Mr. Skillern said it is vital that this thinking changes, because old-style approaches have left companies unable to find financing; seen more job losses; imported timber from New Zealand and 20,000 football fields’ worth of native forest logged each year.
“Gunn’s profit is down by 98 per cent, markets are drying up and workers are losing jobs. Only in Tasmania would two major parties cling to the irrational view that a few million dollars will protect old-style interests in the face of such change,” he said.
Our Common Ground is a coalition of community and business leaders, environment groups and timber workers who are committed to finding a solution to the conflict over forestry in Tasmania.
MEDIA RELEASE – 2nd March 2010
Liberals rule out ‘real change’ for the logging industry
The Wilderness Society today condemned the Tasmanian Liberals’ forestry policy, describing it as a carbon-copy of Labor’s logging plan and a continuation of the special treatment out-dated politicians have always given to the logging industry./strong>
The Liberals’ plan offers nothing new. It seems to support a continuation of oldgrowth logging, continue the industry’s dependence on taxpayer-subsidies, continue community conflict, and support the burning of Tasmania’s native forests for power generation. The Liberals are also building on Premier Bartlett’s strategy of wedge politics in the lead up to the 20 March election.
“This policy appears more about wedge politics than a credible vision to haul the forestry industry out of its current crisis,” said Vica Bayley, spokesperson for the Wilderness Society.
“The Liberals don’t seem to realise that world markets are turning against native forest products.
“Throwing hundreds of thousands of dollars at public relations campaigns to re-brand unsustainable logging as acceptable will not deliver a real solution to the industry’s current crisis.
“The Liberals claim to be offering ‘Real Change’ and that’s exactly what the Tasmanian timber industry desperately needs.

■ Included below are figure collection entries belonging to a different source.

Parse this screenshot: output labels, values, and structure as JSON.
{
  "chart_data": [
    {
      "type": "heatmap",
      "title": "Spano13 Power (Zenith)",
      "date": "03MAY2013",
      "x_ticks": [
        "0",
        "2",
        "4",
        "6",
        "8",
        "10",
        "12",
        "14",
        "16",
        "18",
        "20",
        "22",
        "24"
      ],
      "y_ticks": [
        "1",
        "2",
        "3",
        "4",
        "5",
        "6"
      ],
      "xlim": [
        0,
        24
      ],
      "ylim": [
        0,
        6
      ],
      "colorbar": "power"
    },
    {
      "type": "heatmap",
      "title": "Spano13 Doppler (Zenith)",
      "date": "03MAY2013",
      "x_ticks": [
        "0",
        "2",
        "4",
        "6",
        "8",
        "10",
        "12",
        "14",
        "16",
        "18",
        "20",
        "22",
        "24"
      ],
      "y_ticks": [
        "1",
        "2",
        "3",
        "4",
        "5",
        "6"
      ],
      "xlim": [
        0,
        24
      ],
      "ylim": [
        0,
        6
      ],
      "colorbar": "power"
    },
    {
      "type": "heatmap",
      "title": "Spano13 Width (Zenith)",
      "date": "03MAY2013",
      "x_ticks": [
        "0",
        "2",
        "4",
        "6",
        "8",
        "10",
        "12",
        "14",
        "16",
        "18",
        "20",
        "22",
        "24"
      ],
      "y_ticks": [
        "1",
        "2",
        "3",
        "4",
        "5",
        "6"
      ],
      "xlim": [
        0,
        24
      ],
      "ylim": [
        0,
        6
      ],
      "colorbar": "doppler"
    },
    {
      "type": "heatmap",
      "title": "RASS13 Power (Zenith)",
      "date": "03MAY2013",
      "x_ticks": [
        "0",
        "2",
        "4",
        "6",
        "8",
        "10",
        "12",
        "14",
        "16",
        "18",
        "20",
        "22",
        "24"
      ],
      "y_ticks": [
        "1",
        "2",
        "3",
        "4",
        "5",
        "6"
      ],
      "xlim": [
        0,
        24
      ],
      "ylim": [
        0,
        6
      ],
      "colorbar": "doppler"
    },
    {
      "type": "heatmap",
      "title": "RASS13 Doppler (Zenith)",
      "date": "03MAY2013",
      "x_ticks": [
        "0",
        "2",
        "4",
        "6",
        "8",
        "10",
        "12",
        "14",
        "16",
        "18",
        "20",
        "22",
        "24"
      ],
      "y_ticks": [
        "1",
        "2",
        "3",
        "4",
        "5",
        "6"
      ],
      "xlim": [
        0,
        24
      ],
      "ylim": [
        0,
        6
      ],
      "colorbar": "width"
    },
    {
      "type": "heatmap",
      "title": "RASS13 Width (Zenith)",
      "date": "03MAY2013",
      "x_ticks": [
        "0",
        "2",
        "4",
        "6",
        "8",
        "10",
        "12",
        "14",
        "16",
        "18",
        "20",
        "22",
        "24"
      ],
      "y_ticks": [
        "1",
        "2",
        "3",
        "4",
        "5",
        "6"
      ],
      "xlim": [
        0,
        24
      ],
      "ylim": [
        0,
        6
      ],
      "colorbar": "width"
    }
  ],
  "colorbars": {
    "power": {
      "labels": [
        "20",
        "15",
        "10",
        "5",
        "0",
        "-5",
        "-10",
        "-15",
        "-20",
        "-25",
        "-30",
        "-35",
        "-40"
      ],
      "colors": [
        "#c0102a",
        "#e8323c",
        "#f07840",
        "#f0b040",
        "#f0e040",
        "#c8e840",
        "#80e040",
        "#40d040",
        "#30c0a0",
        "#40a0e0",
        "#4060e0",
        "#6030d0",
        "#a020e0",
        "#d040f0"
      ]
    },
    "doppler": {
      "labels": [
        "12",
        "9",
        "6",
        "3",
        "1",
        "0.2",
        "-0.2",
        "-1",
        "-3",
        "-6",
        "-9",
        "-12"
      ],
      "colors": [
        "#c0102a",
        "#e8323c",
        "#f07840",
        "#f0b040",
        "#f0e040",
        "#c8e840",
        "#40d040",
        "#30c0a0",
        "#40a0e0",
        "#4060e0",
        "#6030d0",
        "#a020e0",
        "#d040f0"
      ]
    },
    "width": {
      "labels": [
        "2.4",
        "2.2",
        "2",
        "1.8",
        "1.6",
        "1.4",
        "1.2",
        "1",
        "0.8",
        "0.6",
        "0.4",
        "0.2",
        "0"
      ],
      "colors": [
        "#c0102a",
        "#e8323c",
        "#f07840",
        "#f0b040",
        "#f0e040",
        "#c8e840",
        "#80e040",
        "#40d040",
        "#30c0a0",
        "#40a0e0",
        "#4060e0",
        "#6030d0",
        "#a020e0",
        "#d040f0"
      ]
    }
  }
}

But instead of industry reform, Mr Hodgman has come up with more of the same old policies, condemning Tasmania to environmental degradation, social conflict and a continued collapse of an out-of-date industry.
‘Mr Hodgman and Mr Bartlett seem to share a stronger interest in wedge politics and milking community divisions for political gain, than any real desire to bring the timber industry into the 21st Century,” concluded Mr Bayley.